Je ne crois pas me tromper en disant que je suis cartésien et toi émotionnelle. Tu es aussi plus impulsive que moi, étant quelqu’un de plus posé. On ne pourrait pas non plus mentir et dire aux gens que nous sommes jumeaux et certaines personnes ne pourraient pas se douter que nous avons un lien de sang. Tu as les yeux et les cheveux de couleur foncée et dans mon cas ils sont plutôt de couleur pâle.

En fait, si l’on regarde plusieurs aspects qui nous définissent en tant qu’être, on ne se ressemble pas beaucoup. Tu te rappelles que je pouvais facilement me faire passer pour ton chum lorsque j’étais adolescent!

Par contre, on a toujours été très proche l’un de l’autre même si l’on n’utilisait pas nécessairement des mots pour le démontrer. Les paroles s’envolent, mais les gestes et les attentions demeurent gravés dans notre mémoire. 

Enfant, tu m’apportas de la soupe lipton et me donnas un bain d’eau froide lorsque j’étais malade et que je faisais de la fièvre; tu me consolas aussi lorsque je fus retranché de l’équipe régionale de baseball; et, adolescent, tu ne te mêlais pas trop de mes histoires, même si, toi, tu n’avais pas passé par les mêmes épreuves.

Tu m’as toujours laissé vivre ma vie tout en étant là pour moi lorsque j’en ai eu besoin.
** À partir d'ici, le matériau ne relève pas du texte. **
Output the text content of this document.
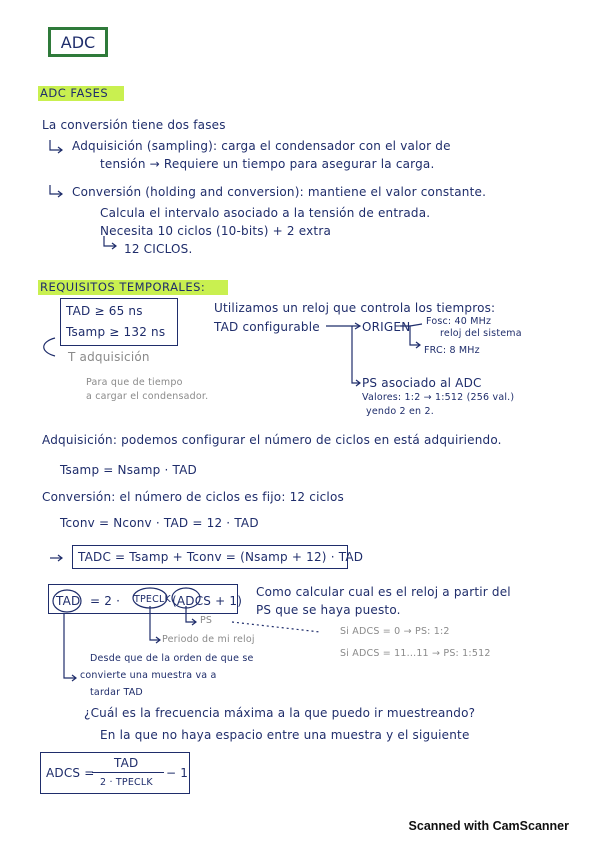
ADC
ADC FASES
La conversión tiene dos fases
Adquisición (sampling): carga el condensador con el valor de
tensión → Requiere un tiempo para asegurar la carga.
Conversión (holding and conversion): mantiene el valor constante.
Calcula el intervalo asociado a la tensión de entrada.
Necesita 10 ciclos (10-bits) + 2 extra
12 CICLOS.
REQUISITOS TEMPORALES:
TAD ≥ 65 ns
Tsamp ≥ 132 ns
T adquisición
Para que de tiempo
a cargar el condensador.
Utilizamos un reloj que controla los tiempros:
TAD configurable	ORIGEN Fosc: 40 MHz
reloj del sistema
FRC: 8 MHz
PS asociado al ADC
Valores: 1:2 → 1:512 (256 val.)
yendo 2 en 2.
Adquisición: podemos configurar el número de ciclos en está adquiriendo.
Tsamp = Nsamp · TAD
Conversión: el número de ciclos es fijo: 12 ciclos
Tconv = Nconv · TAD = 12 · TAD
TADC = Tsamp + Tconv = (Nsamp + 12) · TAD
TAD = 2 · TPECLK (ADCS + 1)
Como calcular cual es el reloj a partir del
PS que se haya puesto.
PS
Periodo de mi reloj
Si ADCS = 0 → PS: 1:2
Si ADCS = 11...11 → PS: 1:512
Desde que de la orden de que se
convierte una muestra va a
tardar TAD
¿Cuál es la frecuencia máxima a la que puedo ir muestreando?
En la que no haya espacio entre una muestra y el siguiente
ADCS =
TAD
2 · TPECLK
− 1
Scanned with CamScanner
C’est ça aimer quelqu’un pour ce qu’il est et non pas pour ce qu’il fait ou pour ce qu’il peut nous apporter.

Un de tes projets arrive à sa conclusion ou plutôt à son éclosion… et je sais que tu en prendras soin et que tu sauras y donner ton amour. Tu n’as pas à t’inquiéter tu as trouvé ton île, un endroit où tu te sens bien. 

Arrivé aux abords de la trentaine, le trépas n’est pas le premier de tes soucis. Je te souhaite tout de même de savourer chaque instant de ta vie, puisqu’un instant qui s’envole ne peut jamais être récupéré. La vie c’est maintenant!
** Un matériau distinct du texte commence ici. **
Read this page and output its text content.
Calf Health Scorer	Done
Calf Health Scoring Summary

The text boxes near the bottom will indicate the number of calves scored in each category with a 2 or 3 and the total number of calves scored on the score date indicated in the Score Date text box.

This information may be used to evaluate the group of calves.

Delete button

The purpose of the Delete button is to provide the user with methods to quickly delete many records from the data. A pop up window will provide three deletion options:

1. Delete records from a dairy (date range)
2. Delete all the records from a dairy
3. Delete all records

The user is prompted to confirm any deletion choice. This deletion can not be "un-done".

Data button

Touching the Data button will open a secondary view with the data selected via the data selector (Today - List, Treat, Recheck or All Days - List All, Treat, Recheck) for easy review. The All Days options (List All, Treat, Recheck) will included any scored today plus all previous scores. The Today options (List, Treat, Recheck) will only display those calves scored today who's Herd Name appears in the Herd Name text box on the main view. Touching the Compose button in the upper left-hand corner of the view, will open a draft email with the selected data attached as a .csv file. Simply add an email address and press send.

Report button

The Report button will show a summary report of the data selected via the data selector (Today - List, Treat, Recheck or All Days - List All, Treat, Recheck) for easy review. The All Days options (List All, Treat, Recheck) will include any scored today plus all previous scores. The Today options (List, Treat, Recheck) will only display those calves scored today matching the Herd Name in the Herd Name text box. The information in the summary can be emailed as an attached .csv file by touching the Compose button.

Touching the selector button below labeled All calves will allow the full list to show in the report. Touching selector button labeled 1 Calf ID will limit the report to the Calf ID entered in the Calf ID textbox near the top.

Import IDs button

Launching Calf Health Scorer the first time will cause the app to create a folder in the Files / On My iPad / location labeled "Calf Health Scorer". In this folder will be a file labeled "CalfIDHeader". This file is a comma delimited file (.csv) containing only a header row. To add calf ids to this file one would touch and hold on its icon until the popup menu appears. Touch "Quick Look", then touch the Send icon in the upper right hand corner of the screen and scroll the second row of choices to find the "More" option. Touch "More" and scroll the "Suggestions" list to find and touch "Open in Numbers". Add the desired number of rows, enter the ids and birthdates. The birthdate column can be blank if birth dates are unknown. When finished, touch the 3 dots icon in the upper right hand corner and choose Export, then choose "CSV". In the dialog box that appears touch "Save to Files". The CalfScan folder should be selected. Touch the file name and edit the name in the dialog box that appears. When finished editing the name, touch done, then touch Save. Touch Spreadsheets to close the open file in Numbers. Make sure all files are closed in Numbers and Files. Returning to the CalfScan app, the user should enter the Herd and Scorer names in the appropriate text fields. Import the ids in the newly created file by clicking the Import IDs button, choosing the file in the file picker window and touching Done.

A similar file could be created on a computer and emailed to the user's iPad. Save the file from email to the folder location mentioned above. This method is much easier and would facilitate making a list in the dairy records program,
Je crois que tu le sais autant que moi, on n’a pas besoin de se dire CE mot. Pour nous, les mots ne sont pas importants; on les laisse aux autres personnes qui les utilisent afin de se rassurer. Nous on le sait.

Mais aujourd’hui, je vais le dire CE mot : je t’aime ma sœur et je suis très heureux pour le futur Samuel, Laurence, Rémi ou quel que soit son nom… parce que je sais que tu feras une très bonne maman.

Jn, le pit et futur mo’oncle

~ par njl le Jeudi, 27 septembre 2007.